The San Francisco 49ers could easily lose defensive back Jimmie Ward in NFL free agency this offseason, which has a substantial impact on Tarvarius Moore’s future.
During training camp and the preseason last year, the San Francisco 49ers were affording every opportunity possible to then second-year defensive back Tarvarius Moore to secure the starting free safety position entering 2019.
It was a twofold reason. First, the Niners invested a third-round NFL Draft pick on Moore in 2018. And when veteran defensive back Jimmie Ward suffered a broken collarbone in offseason workouts, Moore ended up being a first-team safety almost by default.
Heading into 2020, Moore could wind up being a first-team free safety again, contingent almost entirely on what happens with Ward this offseason.
Ward, who signed a one-year “prove it” deal to stay with San Francisco last offseason, enjoyed easily the best campaign of his pro career last year, even being recognized by Pro Football Focus as the league’s sixth best safety. And while he missed the first three games of the season with a broken finger, Ward’s return helped solidify a 49ers secondary which ended up allowing the fewest pass yards in the league over the course of 2019.
The return also pushed Moore out of a starting job, too, and back into the ranks of the reserves and special teams aces.
Re-signing Ward should be a top priority for San Francisco this offseason. But unlike previous years under head coach Kyle Shanahan and general manager John Lynch, the 2020 Niners aren’t exactly laden with a ton of salary cap space. While Ward could be inclined to give the team that drafted him a home-town discount of sorts, the fact he’s coming off a career year and is poised to cash in on his first big-money contract within the NFL could push him well beyond the 49ers’ price-range comfort level.
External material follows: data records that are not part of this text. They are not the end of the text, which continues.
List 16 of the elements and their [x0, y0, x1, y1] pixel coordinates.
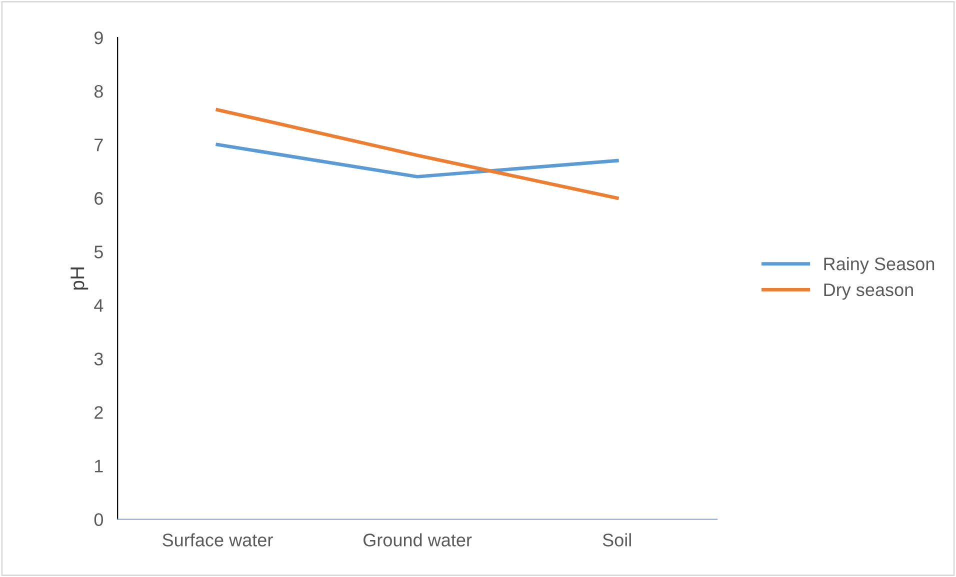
y-tick-label: 1: [95, 460, 103, 472]
y-tick-label: 5: [94, 246, 103, 258]
x-tick-label: Soil: [602, 533, 631, 546]
x-tick-label: Ground water: [364, 533, 472, 546]
y-tick-label: 6: [94, 192, 103, 205]
legend-label: Rainy Season: [824, 257, 934, 274]
y-tick-label: 8: [94, 84, 103, 98]
y-tick-label: 3: [94, 352, 103, 366]
y-tick-label: 9: [94, 31, 103, 44]
legend-label: Dry season: [824, 284, 913, 300]
y-axis-title: pH: [70, 268, 88, 290]
y-tick-label: 0: [94, 513, 103, 526]
y-tick-label: 2: [94, 406, 103, 419]
x-tick-label: Surface water: [162, 533, 273, 546]
y-tick-label: 4: [94, 299, 104, 312]
y-tick-label: 7: [94, 138, 103, 152]
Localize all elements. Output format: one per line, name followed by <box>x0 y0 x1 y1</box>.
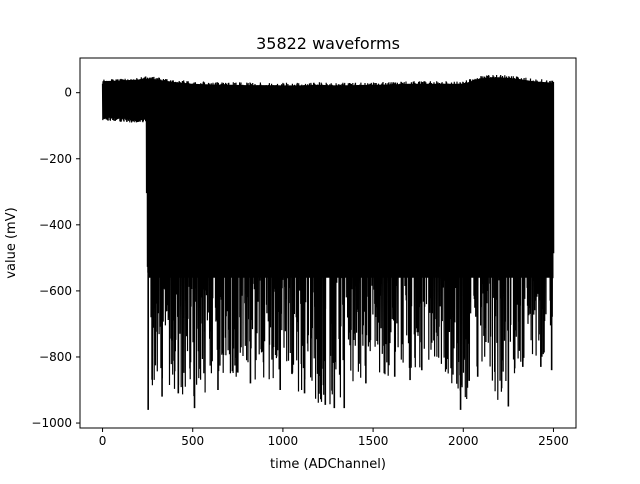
y-tick-label: −200 <box>39 152 72 166</box>
x-tick-label: 500 <box>181 434 204 448</box>
waveform-early-band <box>102 77 147 120</box>
y-tick-label: −1000 <box>31 416 72 430</box>
plot-frame <box>79 57 577 429</box>
x-axis: 0 500 1000 1500 2000 2500 <box>99 428 569 448</box>
y-axis: 0 −200 −400 −600 −800 −1000 <box>31 86 80 430</box>
y-axis-label: value (mV) <box>4 207 19 278</box>
x-tick-label: 1500 <box>358 434 389 448</box>
y-tick-label: 0 <box>64 86 72 100</box>
waveform-dense-band <box>146 77 554 278</box>
y-tick-label: −800 <box>39 350 72 364</box>
chart-title: 35822 waveforms <box>256 34 400 53</box>
y-tick-label: −600 <box>39 284 72 298</box>
y-tick-label: −400 <box>39 218 72 232</box>
plot-area <box>101 74 555 410</box>
x-tick-label: 2000 <box>448 434 479 448</box>
x-tick-label: 1000 <box>268 434 299 448</box>
x-tick-label: 2500 <box>538 434 569 448</box>
x-axis-label: time (ADChannel) <box>270 457 386 472</box>
x-tick-label: 0 <box>99 434 107 448</box>
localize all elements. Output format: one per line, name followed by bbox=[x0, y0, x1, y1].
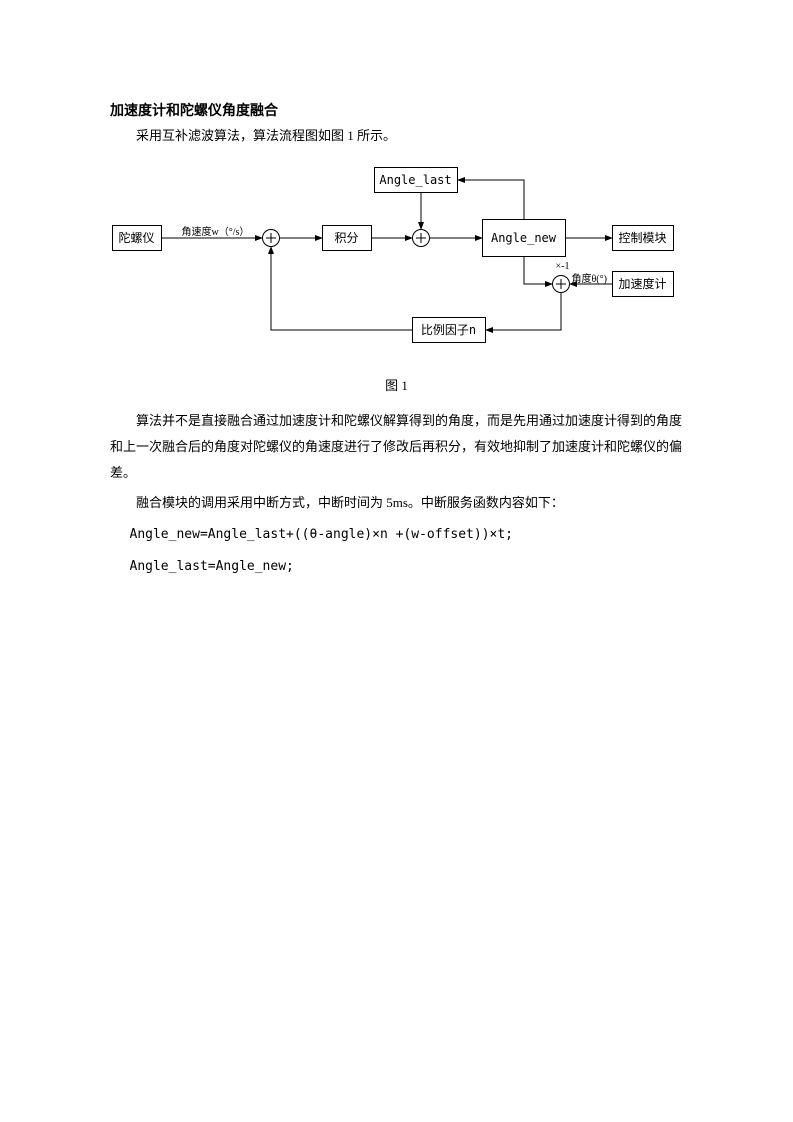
flowchart-diagram: 陀螺仪 积分 Angle_last Angle_new 控制模块 加速度计 比例… bbox=[112, 157, 682, 367]
node-gyroscope: 陀螺仪 bbox=[112, 225, 162, 251]
edge-label: 角速度w（°/s） bbox=[182, 223, 250, 238]
edge-label: ×-1 bbox=[556, 261, 570, 272]
node-integration: 积分 bbox=[322, 225, 372, 251]
node-control: 控制模块 bbox=[612, 225, 674, 251]
code-line-1: Angle_new=Angle_last+((θ-angle)×n +(w-of… bbox=[130, 522, 684, 548]
node-sum-3 bbox=[552, 275, 570, 293]
paragraph-1: 算法并不是直接融合通过加速度计和陀螺仪解算得到的角度，而是先用通过加速度计得到的… bbox=[110, 408, 683, 486]
figure-caption: 图 1 bbox=[110, 375, 683, 394]
paragraph-2: 融合模块的调用采用中断方式，中断时间为 5ms。中断服务函数内容如下： bbox=[110, 490, 683, 516]
document-page: 加速度计和陀螺仪角度融合 采用互补滤波算法，算法流程图如图 1 所示。 陀螺仪 … bbox=[0, 0, 793, 580]
code-line-2: Angle_last=Angle_new; bbox=[130, 554, 684, 580]
edge-label: 角度θ(°) bbox=[572, 270, 607, 285]
node-scale-factor: 比例因子n bbox=[412, 317, 486, 343]
node-sum-1 bbox=[262, 229, 280, 247]
node-accelerometer: 加速度计 bbox=[612, 271, 674, 297]
node-angle-new: Angle_new bbox=[482, 219, 566, 257]
intro-text: 采用互补滤波算法，算法流程图如图 1 所示。 bbox=[110, 126, 683, 147]
node-sum-2 bbox=[412, 229, 430, 247]
node-angle-last: Angle_last bbox=[374, 167, 458, 193]
doc-title: 加速度计和陀螺仪角度融合 bbox=[110, 100, 683, 120]
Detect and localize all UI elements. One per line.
Especially if it’s in the range of $8 million, annually.
A season ago, it wasn’t hard to find arguments suggesting San Francisco was pushing for Moore to be Ward’s long-term replacement. Niner Noise’s Akshaj Dwivedula championed the idea, citing Moore’s terrific speed and 6-foot-2 frame as a commanding presence on the back end of the secondary.
The prediction didn’t exactly come true in 2019, as Ward secured the starting job and never let go of it. But as was the case with Ward, it’s common to see young defensive backs take a year or two to fully adjust to life at the NFL level.
Especially if they’re switching positions and roles during that span, like both Ward and Moore have done.
Even if Ward and the Niners part ways this offseason, it’s still possible Moore finds himself relegated to a depth role again in 2020 and beyond, pending what San Francisco does in NFL free agency and in April’s draft.
Still, one has to figure Moore is going to play close attention to the situation between the 49ers and Ward, as it’ll have an immediate impact on the young defensive back’s future with the team.